权重因子用于评价虚拟节点的某个维度的参数,可以是业务维度、资源维度或其他维度,例如:权重因子为:记录数、CPU占用率、访问频率、磁盘空间占用率或内存占用率。权重因子的负载度表示权重因子的实际参数值与额定参数值的比例值,例如:权重因子为内存,内存的额定参数值为:8G,内存的实际参数值为1G,则内存的负载度为1/8=0.125。
S202、根据n个权重因子的负载度和n个权重值进行加权平均得到每个虚拟节点的权重系数。
具体的,对于m个物理节点关联的虚拟节点中任意一个虚拟节点的权重系数的计算方法:获取虚拟节点的n个权重因子的负载度和n个权重值,根据n个权重因子的负载度和n个权重值进行加权平均后得到给虚拟节点的权重系数。
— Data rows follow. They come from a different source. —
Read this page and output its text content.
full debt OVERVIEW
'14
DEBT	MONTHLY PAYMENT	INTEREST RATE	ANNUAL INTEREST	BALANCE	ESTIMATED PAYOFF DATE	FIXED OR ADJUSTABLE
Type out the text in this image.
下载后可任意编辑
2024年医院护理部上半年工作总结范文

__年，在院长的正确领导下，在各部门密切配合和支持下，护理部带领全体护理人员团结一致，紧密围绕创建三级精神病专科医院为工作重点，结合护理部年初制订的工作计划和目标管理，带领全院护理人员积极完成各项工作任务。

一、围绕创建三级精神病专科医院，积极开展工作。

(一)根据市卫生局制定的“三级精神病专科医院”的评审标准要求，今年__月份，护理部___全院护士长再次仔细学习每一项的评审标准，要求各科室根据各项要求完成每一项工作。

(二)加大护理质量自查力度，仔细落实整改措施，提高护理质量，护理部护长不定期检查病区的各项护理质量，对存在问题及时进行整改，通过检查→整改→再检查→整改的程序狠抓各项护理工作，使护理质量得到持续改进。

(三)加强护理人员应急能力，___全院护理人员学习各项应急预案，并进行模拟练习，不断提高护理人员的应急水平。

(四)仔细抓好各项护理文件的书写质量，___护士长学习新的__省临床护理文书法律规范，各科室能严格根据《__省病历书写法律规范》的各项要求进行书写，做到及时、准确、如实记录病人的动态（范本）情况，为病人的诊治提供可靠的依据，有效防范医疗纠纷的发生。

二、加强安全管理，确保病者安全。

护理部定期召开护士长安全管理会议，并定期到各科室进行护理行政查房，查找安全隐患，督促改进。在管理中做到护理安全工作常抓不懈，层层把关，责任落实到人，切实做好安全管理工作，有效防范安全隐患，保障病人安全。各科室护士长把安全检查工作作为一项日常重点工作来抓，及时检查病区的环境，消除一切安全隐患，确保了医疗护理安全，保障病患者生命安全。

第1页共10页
续上例:对于虚拟节点a,假设虚拟节点a的4个权重因子的负载度为:记录数的负载度:0.5,内存占用率的负载度:0.8、CPU占用率的负载度:0.6,访问频率的负载度:0.6,4个权重因子的权重值分为:0.1、0.2、0.3和0.4,则计算虚拟节点a的权重系数=0.5*0.1+0.8*0.2+0.6*0.3+0.6*0.4=0.63;对于虚拟节点b,假设虚拟节点b的4个权重因子的负载度为:记录数的负载度:0.8,内存占用率的负载度:0.2、CPU占用率的负载度:0.5,访问频率的负载度:0.3,虚拟节点b具有和虚拟节点a相同的权重值配置,虚拟节点b的4个权重因子分别对应的权重值同样为:0.1、0.2、0.3和0.4,则计算虚拟节点a的权重系数=0.8*0.1+0.2*0.2+0.5*0.3+0.3*0.4=0.39。针对分布式数据库系统中其他虚拟节点的计算方法也采用上述方法,此次不再赘述。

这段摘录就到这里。